Chipmaker Microchip Technology forecast fourth-quarter net sales and profit below Wall Street estimates on Thursday, anticipating tepid demand as customers in the automotive market still work on clearing excess inventory.
Shares of the Chandler, Arizona-based company fell nearly 5% in extended trading.
Automakers had stocked up chips during the pandemic to avoid a supply crunch, but now are grappling with an inventory glut due to lower demand.
Analysts expect the weakness in the automotive end market to continue through the first half of the year due to high inventory and softer end demand.
"While we have seen substantial inventory destocking at our customers and channel partners, we believe the correction cycle is still not completed," said CEO Steve Sanghi.
The company is taking a "methodical yet urgent approach to evaluating all aspects of our business and implementing necessary changes to strengthen our competitive position," Sanghi added.
Microchip expects net sales in the range of $920 million to $1 billion for the fourth quarter, compared with analysts' average estimate of $1.06 billion, according to data compiled by LSEG.
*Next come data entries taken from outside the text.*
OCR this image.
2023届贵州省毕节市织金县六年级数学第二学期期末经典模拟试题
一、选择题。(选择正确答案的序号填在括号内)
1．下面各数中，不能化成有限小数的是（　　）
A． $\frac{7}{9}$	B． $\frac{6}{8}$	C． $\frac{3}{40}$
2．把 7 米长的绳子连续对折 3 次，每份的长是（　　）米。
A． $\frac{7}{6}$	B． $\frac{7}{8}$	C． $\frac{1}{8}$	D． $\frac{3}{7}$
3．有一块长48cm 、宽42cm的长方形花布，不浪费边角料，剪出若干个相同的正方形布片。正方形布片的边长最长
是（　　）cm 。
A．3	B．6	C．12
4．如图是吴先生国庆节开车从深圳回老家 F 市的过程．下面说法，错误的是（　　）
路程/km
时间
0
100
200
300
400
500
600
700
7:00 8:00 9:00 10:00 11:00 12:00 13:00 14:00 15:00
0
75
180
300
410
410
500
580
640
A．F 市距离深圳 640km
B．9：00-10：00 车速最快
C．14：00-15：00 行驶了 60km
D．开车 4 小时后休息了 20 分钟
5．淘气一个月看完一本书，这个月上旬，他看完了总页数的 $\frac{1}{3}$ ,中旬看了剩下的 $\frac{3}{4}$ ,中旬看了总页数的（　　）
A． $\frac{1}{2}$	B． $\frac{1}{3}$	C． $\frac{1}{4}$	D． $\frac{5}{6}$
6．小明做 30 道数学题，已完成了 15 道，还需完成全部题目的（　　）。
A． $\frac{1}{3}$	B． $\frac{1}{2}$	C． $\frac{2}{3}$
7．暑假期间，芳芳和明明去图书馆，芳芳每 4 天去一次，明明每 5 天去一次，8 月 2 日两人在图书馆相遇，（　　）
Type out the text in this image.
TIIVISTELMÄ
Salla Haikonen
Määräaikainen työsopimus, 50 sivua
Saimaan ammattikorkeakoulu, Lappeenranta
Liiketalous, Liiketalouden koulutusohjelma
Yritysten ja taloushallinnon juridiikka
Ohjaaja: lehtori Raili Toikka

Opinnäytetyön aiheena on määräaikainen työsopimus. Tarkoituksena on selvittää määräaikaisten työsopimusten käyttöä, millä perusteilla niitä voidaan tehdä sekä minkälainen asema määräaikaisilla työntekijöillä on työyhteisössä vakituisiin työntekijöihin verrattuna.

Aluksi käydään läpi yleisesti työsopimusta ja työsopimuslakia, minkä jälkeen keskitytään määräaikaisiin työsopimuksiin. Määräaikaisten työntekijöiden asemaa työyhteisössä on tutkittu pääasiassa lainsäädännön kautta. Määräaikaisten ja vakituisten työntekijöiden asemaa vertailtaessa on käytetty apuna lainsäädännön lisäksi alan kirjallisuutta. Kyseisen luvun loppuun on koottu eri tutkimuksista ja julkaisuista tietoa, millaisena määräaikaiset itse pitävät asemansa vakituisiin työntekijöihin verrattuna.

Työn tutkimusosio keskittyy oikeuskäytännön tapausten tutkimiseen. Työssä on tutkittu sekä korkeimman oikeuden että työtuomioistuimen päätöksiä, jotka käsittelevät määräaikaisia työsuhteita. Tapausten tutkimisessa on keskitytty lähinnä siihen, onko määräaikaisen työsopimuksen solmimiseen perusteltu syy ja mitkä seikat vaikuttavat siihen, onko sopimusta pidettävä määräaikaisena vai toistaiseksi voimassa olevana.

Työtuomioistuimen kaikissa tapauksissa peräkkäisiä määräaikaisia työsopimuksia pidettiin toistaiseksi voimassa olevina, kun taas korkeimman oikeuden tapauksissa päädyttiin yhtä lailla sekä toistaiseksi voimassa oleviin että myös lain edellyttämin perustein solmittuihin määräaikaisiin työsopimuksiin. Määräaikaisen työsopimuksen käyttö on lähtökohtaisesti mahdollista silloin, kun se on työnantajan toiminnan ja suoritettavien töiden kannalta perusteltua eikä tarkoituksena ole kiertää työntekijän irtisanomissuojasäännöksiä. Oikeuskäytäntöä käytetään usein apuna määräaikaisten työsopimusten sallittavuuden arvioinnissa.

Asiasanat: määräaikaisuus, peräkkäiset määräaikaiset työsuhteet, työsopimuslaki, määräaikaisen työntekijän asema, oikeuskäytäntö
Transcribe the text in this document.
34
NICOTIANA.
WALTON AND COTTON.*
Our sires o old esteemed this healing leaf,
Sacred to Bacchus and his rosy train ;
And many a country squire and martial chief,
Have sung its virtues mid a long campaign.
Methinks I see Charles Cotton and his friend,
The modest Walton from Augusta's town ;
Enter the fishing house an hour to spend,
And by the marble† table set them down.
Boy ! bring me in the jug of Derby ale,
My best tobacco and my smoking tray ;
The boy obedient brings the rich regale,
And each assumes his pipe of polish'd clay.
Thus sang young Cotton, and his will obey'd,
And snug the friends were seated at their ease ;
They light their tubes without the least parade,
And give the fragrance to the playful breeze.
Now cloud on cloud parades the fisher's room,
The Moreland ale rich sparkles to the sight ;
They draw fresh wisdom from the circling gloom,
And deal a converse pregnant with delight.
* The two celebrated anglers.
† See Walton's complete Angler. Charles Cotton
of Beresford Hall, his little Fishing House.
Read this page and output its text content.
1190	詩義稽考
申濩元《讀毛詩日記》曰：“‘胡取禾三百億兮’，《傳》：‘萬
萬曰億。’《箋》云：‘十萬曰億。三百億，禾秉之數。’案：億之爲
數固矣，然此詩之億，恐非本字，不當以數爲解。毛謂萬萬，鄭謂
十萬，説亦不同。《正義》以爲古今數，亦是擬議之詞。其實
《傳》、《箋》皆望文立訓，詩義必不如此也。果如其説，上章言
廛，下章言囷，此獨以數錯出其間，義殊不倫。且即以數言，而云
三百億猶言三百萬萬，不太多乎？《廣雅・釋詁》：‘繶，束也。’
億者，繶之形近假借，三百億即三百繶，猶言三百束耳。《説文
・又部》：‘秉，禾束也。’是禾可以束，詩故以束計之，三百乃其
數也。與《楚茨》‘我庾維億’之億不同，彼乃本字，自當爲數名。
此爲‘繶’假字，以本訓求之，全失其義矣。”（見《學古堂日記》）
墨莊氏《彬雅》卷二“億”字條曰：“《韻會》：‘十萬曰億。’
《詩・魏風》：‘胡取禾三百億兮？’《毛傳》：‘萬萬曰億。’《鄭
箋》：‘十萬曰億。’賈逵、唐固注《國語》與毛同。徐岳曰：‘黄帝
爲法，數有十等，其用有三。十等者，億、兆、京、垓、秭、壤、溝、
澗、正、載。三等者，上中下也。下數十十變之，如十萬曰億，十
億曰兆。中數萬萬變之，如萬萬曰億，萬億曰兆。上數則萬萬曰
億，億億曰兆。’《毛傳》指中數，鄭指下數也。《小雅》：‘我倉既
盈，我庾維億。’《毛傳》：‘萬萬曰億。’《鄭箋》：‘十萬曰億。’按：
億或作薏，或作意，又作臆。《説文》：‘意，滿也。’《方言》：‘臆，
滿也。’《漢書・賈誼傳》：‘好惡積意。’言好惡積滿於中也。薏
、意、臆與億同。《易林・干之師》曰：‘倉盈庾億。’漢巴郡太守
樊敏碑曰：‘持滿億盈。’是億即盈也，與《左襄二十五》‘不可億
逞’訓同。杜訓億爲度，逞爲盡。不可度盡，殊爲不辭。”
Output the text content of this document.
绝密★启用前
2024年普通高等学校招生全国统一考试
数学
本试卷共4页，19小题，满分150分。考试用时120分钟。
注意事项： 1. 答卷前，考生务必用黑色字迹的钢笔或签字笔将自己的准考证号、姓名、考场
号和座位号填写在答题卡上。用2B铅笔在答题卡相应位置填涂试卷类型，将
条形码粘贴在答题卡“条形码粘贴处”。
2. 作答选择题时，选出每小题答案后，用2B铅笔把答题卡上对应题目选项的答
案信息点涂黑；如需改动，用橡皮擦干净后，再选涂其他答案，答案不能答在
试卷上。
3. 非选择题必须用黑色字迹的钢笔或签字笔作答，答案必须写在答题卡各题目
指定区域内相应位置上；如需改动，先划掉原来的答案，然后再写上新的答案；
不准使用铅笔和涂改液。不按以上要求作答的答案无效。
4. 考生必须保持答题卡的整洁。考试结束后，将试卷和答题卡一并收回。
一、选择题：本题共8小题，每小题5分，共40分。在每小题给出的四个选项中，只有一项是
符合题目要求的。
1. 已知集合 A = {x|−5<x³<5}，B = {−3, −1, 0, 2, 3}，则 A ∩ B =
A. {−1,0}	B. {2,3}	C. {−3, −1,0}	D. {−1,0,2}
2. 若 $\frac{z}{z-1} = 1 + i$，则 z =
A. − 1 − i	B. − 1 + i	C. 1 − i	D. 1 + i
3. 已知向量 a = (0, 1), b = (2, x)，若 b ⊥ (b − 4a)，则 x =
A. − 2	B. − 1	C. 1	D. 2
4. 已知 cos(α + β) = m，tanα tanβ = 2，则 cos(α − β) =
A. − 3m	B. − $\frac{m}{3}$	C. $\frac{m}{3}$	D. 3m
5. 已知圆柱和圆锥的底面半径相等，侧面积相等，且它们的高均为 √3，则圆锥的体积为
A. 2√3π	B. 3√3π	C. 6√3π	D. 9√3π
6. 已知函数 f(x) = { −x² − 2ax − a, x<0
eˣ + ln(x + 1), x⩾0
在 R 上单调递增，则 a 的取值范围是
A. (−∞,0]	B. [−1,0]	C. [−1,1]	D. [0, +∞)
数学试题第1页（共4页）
It expects adjusted profit per share between 5 cents and 15 cents, compared with estimates of 27 cents.
For the third quarter ended December 31, the company posted net sales of $1.03 billion, down 42% from las year, missing analysts' estimate of $1.06 billion.
Excluding items, third-quarter profit per share came in at 20 cents, compared with estimates of 27 cents.
Peer NXP Semiconductors forecast its first-quarter revenue below analysts' estimates on Monday, in a sign of sluggish demand for its chips from industrial and automotive customers.